The Ministry of Justice said terrorists who receive extended determinate sentences will be forced to serve the whole term behind bars and those convicted of “serious offences” such as planning attacks spend a mandatory minimum of 14 years in prison.

Usman Khan: What we know about the London Bridge attacker

The Independent understands that the figure was chosen because it seemed “appropriate” following a review of sentences, and that the government has not decided what crimes the minimum term will cover.

The bill also contains plans to increase the number of specialist psychologists and specially-trained imams who conduct deradicalisation work and risk assessments inside prison.

The government said it would increase resources dedicated to training prison and probation staff who are tasked with spotting extremism.

The law would also increase the number of places in probation hostels, so authorities can keep “close tabs” on terrorists immediately after their release.
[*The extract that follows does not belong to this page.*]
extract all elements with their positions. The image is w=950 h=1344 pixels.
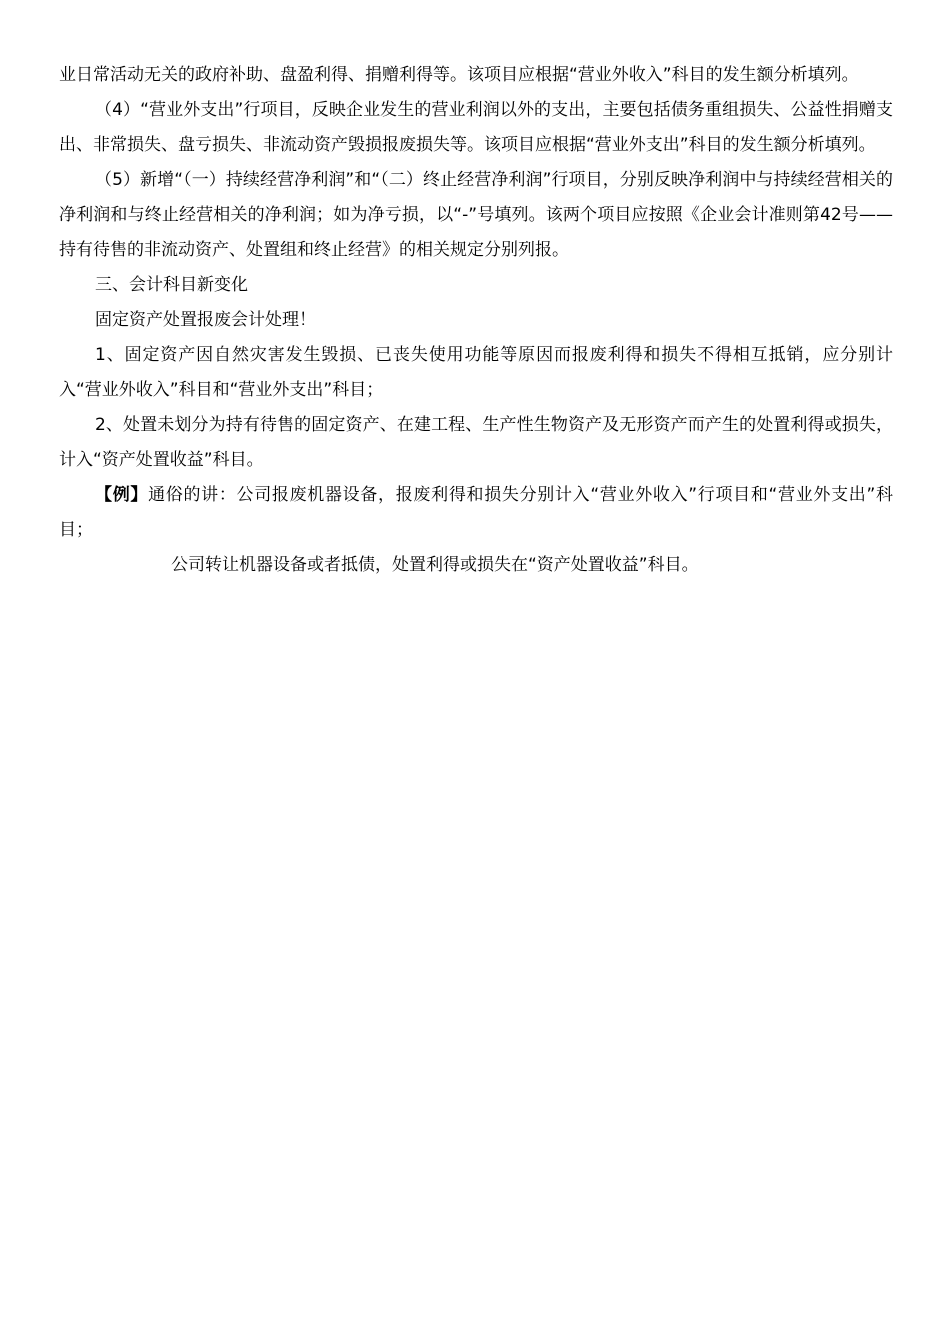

Amid staff shortages in the National Probation Service, the government said it would double the number of specialist counterterror officers and give them a new set of national standards to intensify the monitoring of terrorists released on licence.

An independent review of the Multi Agency Public Protection Arrangements system, which is used for serious offenders like Khan to link police, probation, councils and the security services, is to be launched.
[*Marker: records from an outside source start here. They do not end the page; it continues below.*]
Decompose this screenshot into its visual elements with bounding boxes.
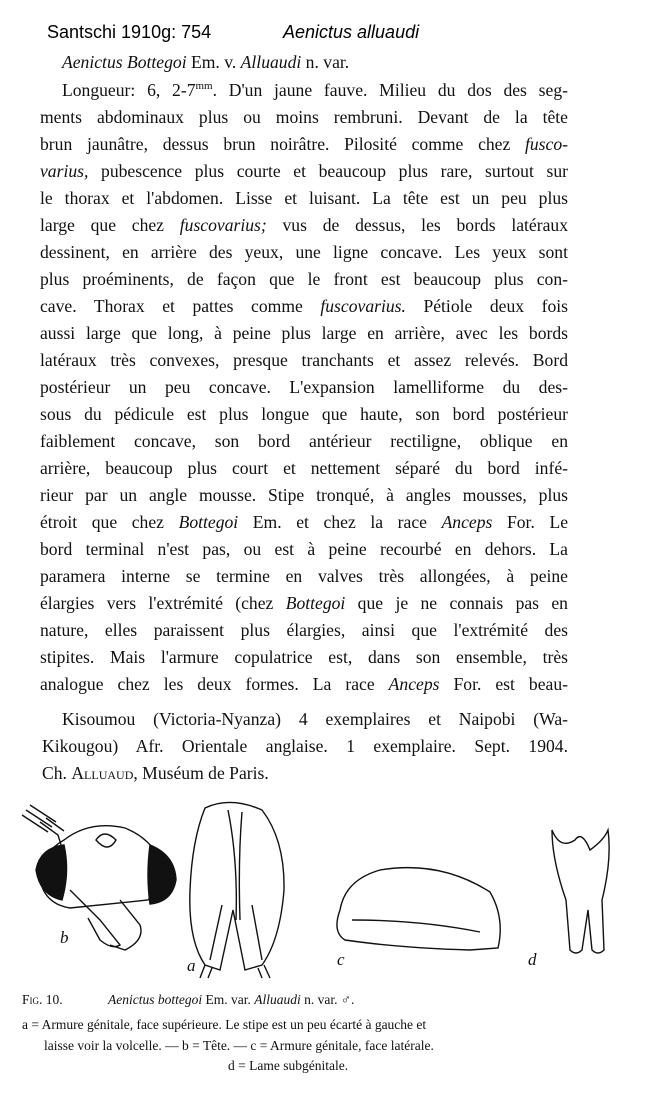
- body-line: élargies vers l'extrémité (chez Bottegoi que je ne connais pas en: [40, 593, 568, 613]
- figure-label-b: b: [60, 928, 69, 947]
- header-species: Aenictus alluaudi: [283, 22, 420, 42]
- head-drawing: [22, 805, 176, 950]
- body-line: varius, pubescence plus courte et beaucoup plus rare, surtout sur: [40, 161, 568, 181]
- title-author: Em. v.: [186, 52, 241, 72]
- caption-line-3: laisse voir la volcelle. — b = Tête. — c = Armure génitale, face latérale.: [44, 1038, 434, 1053]
- body-line: rieur par un angle mousse. Stipe tronqué, à angles mousses, plus: [40, 485, 568, 505]
- locality-line: Kikougou) Afr. Orientale anglaise. 1 exemplaire. Sept. 1904.: [42, 736, 568, 756]
- figure-label-a: a: [187, 956, 196, 975]
- body-line: ments abdominaux plus ou moins rembruni. Devant de la tête: [40, 107, 568, 127]
- genital-armature-dorsal-drawing: [190, 802, 284, 978]
- body-line: brun jaunâtre, dessus brun noirâtre. Pilosité comme chez fusco-: [40, 134, 568, 154]
- locality-line: Ch. Alluaud, Muséum de Paris.: [42, 763, 269, 783]
- body-line: sous du pédicule est plus longue que haute, son bord postérieur: [40, 404, 568, 424]
- body-line: large que chez fuscovarius; vus de dessus, les bords latéraux: [40, 215, 569, 235]
- title-suffix: n. var.: [301, 52, 350, 72]
- body-line: cave. Thorax et pattes comme fuscovarius. Pétiole deux fois: [40, 296, 569, 316]
- body-line: postérieur un peu concave. L'expansion lamelliforme du des-: [40, 377, 568, 397]
- title-variety: Alluaudi: [240, 52, 302, 72]
- caption-line-1: Fig. 10. Aenictus bottegoi Em. var. Alluaudi n. var. ♂.: [22, 992, 355, 1007]
- body-line: nature, elles paraissent plus élargies, ainsi que l'extrémité des: [40, 620, 568, 640]
- taxon-title: [62, 52, 349, 73]
- caption-line-4: d = Lame subgénitale.: [228, 1058, 349, 1073]
- body-line: faiblement concave, son bord antérieur rectiligne, oblique en: [40, 431, 568, 451]
- locality-line: Kisoumou (Victoria-Nyanza) 4 exemplaires et Naipobi (Wa-: [62, 709, 568, 729]
- body-line: étroit que chez Bottegoi Em. et chez la race Anceps For. Le: [40, 512, 569, 532]
- body-line: aussi large que long, à peine plus large en arrière, avec les bords: [40, 323, 568, 343]
- caption-fig-label: Fig. 10.: [22, 992, 63, 1007]
- body-line: arrière, beaucoup plus court et nettement séparé du bord infé-: [40, 458, 568, 478]
- figure-label-c: c: [337, 950, 345, 969]
- collector-name: Alluaud: [71, 763, 134, 783]
- figure-label-d: d: [528, 950, 537, 969]
- header-citation: Santschi 1910g: 754: [47, 22, 212, 42]
- title-species: Aenictus Bottegoi: [62, 52, 187, 72]
- body-line: paramera interne se termine en valves très allongées, à peine: [40, 566, 568, 586]
- body-line: analogue chez les deux formes. La race Anceps For. est beau-: [40, 674, 568, 694]
- body-line: plus proéminents, de façon que le front est beaucoup plus con-: [40, 269, 568, 289]
- genital-armature-lateral-drawing: [337, 868, 500, 950]
- body-line: stipites. Mais l'armure copulatrice est, dans son ensemble, très: [40, 647, 568, 667]
- body-line: bord terminal n'est pas, ou est à peine recourbé en dehors. La: [40, 539, 568, 559]
- body-line: dessinent, en arrière des yeux, une ligne concave. Les yeux sont: [40, 242, 568, 262]
- body-line: Longueur: 6, $2-7^{mm}$. D'un jaune fauve. Milieu du dos des seg-: [62, 80, 568, 100]
- subgenital-plate-drawing: [552, 830, 609, 953]
- body-line: le thorax et l'abdomen. Lisse et luisant. La tête est un peu plus: [40, 188, 568, 208]
- body-line: latéraux très convexes, presque tranchants et assez relevés. Bord: [40, 350, 568, 370]
- caption-line-2: a = Armure génitale, face supérieure. Le stipe est un peu écarté à gauche et: [22, 1017, 427, 1032]
- figure-10: [0, 800, 650, 980]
Diane Abbott, the shadow home secretary, said that the overhaul was an “admission of failure”.

“Major terrorist outrages have occurred all too frequently, including attacks by perpetrators who were known to the security services,” she added.

“The fight against terrorism has been undermined by cuts to policing, including community policing, a lack of effective coordination between police and security services as well as the flawed Prevent programme. All of these need to change if we are going to improve the safety of our citizens.”
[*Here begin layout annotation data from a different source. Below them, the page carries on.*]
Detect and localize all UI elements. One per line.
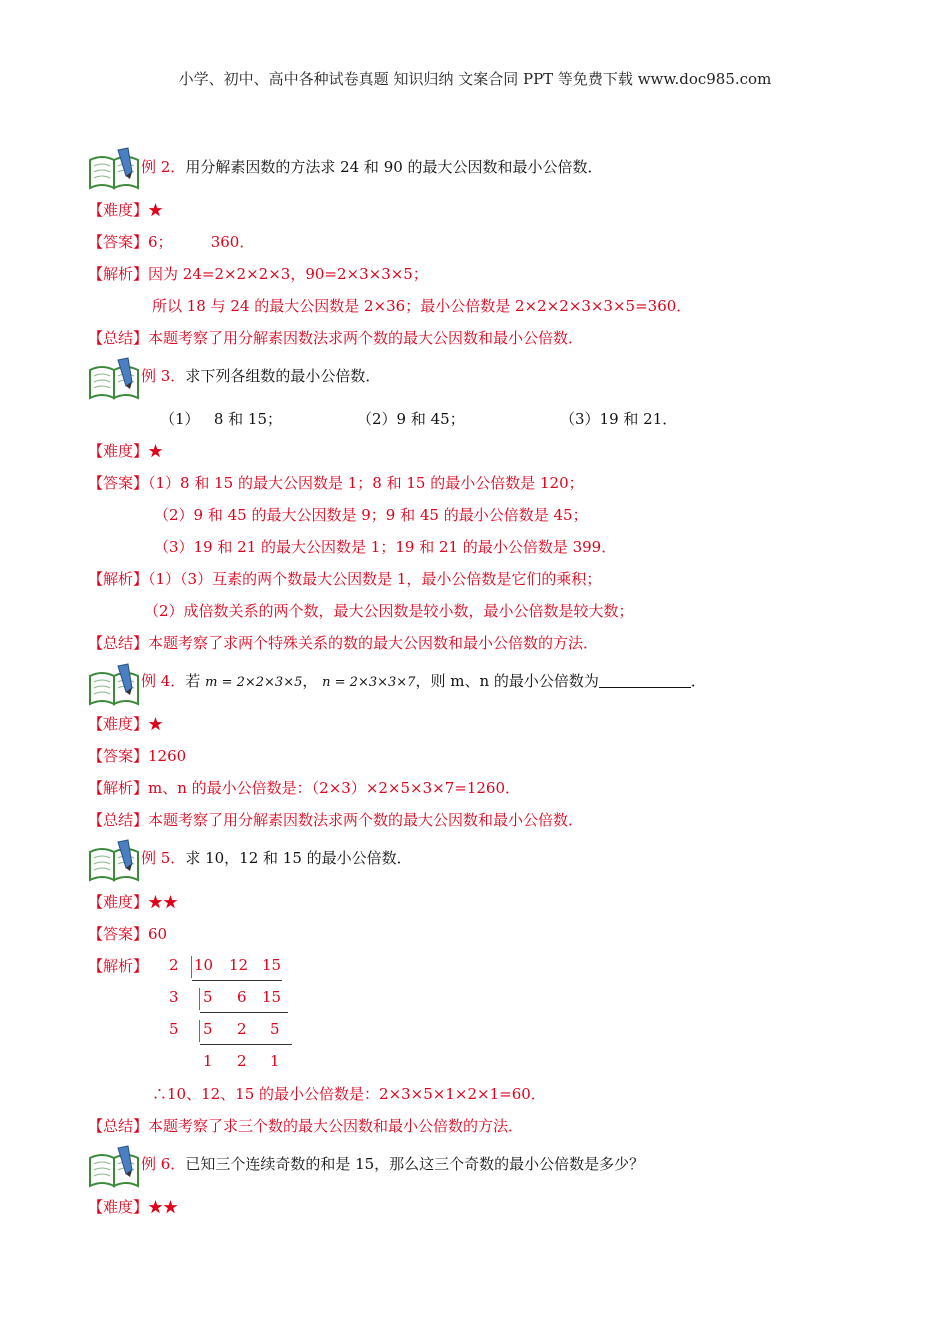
book-pencil-icon	[88, 838, 140, 882]
example-6-question: 例 6．已知三个连续奇数的和是 15，那么这三个奇数的最小公倍数是多少？	[141, 1155, 645, 1173]
division-rule	[200, 1012, 288, 1013]
division-cell: 2	[237, 1052, 247, 1070]
division-rule	[192, 980, 282, 981]
example-2-summary: 【总结】本题考察了用分解素因数法求两个数的最大公因数和最小公倍数．	[88, 329, 584, 347]
example-2-answer: 【答案】6； 360．	[88, 233, 255, 251]
division-cell: 6	[237, 988, 247, 1006]
divisor: 2	[169, 956, 179, 974]
book-pencil-icon	[88, 1144, 140, 1188]
example-3-summary: 【总结】本题考察了求两个特殊关系的数的最大公因数和最小公倍数的方法．	[88, 634, 599, 652]
division-rule	[200, 1044, 292, 1045]
division-cell: 5	[270, 1020, 280, 1038]
division-cell: 10	[194, 956, 214, 974]
division-cell: 15	[262, 988, 282, 1006]
division-cell: 5	[203, 988, 213, 1006]
page-header: 小学、初中、高中各种试卷真题 知识归纳 文案合同 PPT 等免费下载 www.doc985.com	[178, 70, 772, 88]
example-4-answer: 【答案】1260	[88, 747, 187, 765]
example-4-analysis: 【解析】m、n 的最小公倍数是：（2×3）×2×5×3×7=1260．	[88, 779, 521, 797]
example-5-conclusion: ∴10、12、15 的最小公倍数是：2×3×5×1×2×1=60．	[152, 1085, 546, 1103]
division-bar	[199, 1020, 200, 1042]
division-cell: 15	[262, 956, 282, 974]
example-3-item-1: （1） 8 和 15；	[160, 410, 283, 428]
division-cell: 12	[229, 956, 249, 974]
example-3-analysis: 【解析】（1）（3）互素的两个数最大公因数是 1，最小公倍数是它们的乘积；	[88, 570, 602, 588]
division-cell: 5	[203, 1020, 213, 1038]
division-bar	[191, 956, 192, 978]
example-5-analysis-label: 【解析】	[88, 957, 149, 975]
book-pencil-icon	[88, 146, 140, 190]
example-4-summary: 【总结】本题考察了用分解素因数法求两个数的最大公因数和最小公倍数．	[88, 811, 584, 829]
example-2-analysis-cont: 所以 18 与 24 的最大公因数是 2×36；最小公倍数是 2×2×2×3×3×5=360．	[152, 297, 692, 315]
n-expression: n = 2×3×3×7	[322, 675, 416, 690]
example-5-answer: 【答案】60	[88, 925, 168, 943]
division-cell: 1	[203, 1052, 213, 1070]
example-4-difficulty: 【难度】★	[88, 715, 164, 733]
example-3-item-3: （3）19 和 21．	[560, 410, 678, 428]
division-cell: 2	[237, 1020, 247, 1038]
book-pencil-icon	[88, 662, 140, 706]
division-cell: 1	[270, 1052, 280, 1070]
example-2-question: 例 2．用分解素因数的方法求 24 和 90 的最大公因数和最小公倍数．	[141, 158, 603, 176]
example-3-analysis-cont: （2）成倍数关系的两个数，最大公因数是较小数，最小公倍数是较大数；	[144, 602, 634, 620]
m-expression: m = 2×2×3×5	[205, 675, 303, 690]
answer-blank	[599, 673, 691, 688]
example-3-answer: 【答案】（1）8 和 15 的最大公因数是 1；8 和 15 的最小公倍数是 120；	[88, 474, 584, 492]
example-6-difficulty: 【难度】★★	[88, 1198, 179, 1216]
example-3-answer-3: （3）19 和 21 的最大公因数是 1；19 和 21 的最小公倍数是 399．	[154, 538, 617, 556]
example-3-item-2: （2）9 和 45；	[357, 410, 465, 428]
example-4-question: 例 4．若 m = 2×2×3×5， n = 2×3×3×7，则 m、n 的最小公倍数为 ．	[141, 672, 706, 690]
example-2-analysis: 【解析】因为 24=2×2×2×3，90=2×3×3×5；	[88, 265, 428, 283]
book-pencil-icon	[88, 356, 140, 400]
example-3-difficulty: 【难度】★	[88, 442, 164, 460]
example-5-question: 例 5．求 10，12 和 15 的最小公倍数．	[141, 849, 412, 867]
example-5-difficulty: 【难度】★★	[88, 893, 179, 911]
example-2-difficulty: 【难度】★	[88, 201, 164, 219]
example-3-answer-2: （2）9 和 45 的最大公因数是 9；9 和 45 的最小公倍数是 45；	[154, 506, 588, 524]
division-bar	[199, 988, 200, 1010]
divisor: 3	[169, 988, 179, 1006]
example-3-question: 例 3．求下列各组数的最小公倍数．	[141, 367, 381, 385]
example-5-summary: 【总结】本题考察了求三个数的最大公因数和最小公倍数的方法．	[88, 1117, 524, 1135]
divisor: 5	[169, 1020, 179, 1038]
Usman Khan, 28, was being monitored following his release from prison when he launched his attack on 29 November 2019 

The Liberal Democrats called the proposed legislation “unnecessary and reactionary”, pointing out that life sentences can already be used for attack planning.

Home affairs spokesperson Christine Jardine said: “If you could stop terrorism by passing illiberal new laws, the Conservatives would have ended it ages ago.

“We need policies based on evidence, not cheap headlines.”

The government said it would increase funding for counterterror policing in Britain by £90m in 2020-21 and give £500,000 more to supporting the victims of terrorism.

But the head of UK counterterror police, Assistant Commissioner Neil Basu, called for more resources to be put into preventing extremism.

He said that although police supported increased sentences and welcomed more funding, the core challenge was the rocketing number of investigations.

“The only way we are going to turn the tide is by throwing our support behind the only strategy which attempts to divert people away from violent extremism in the first place – Prevent,” Mr Basu said.

“Whether Prevent is attempting to stop someone following a path towards terrorism, or hoping to rehabilitate and deradicalise those who have already been convicted, it is our best hope in reducing the threat in the long term.”

The government announced an independent review of Prevent as part of another suite of terror laws last January, but the chair resigned amid a legal challenge and a replacement has not been chosen.

Brendan Cox, co-founder of the Survivors Against Terror group, called on the government to go further than reviewing support and back a charter protecting survivors’ rights.

“When terror strikes the public expect survivors and bereaved families to be looked after – yet too many survivors are being forgotten about,” he added.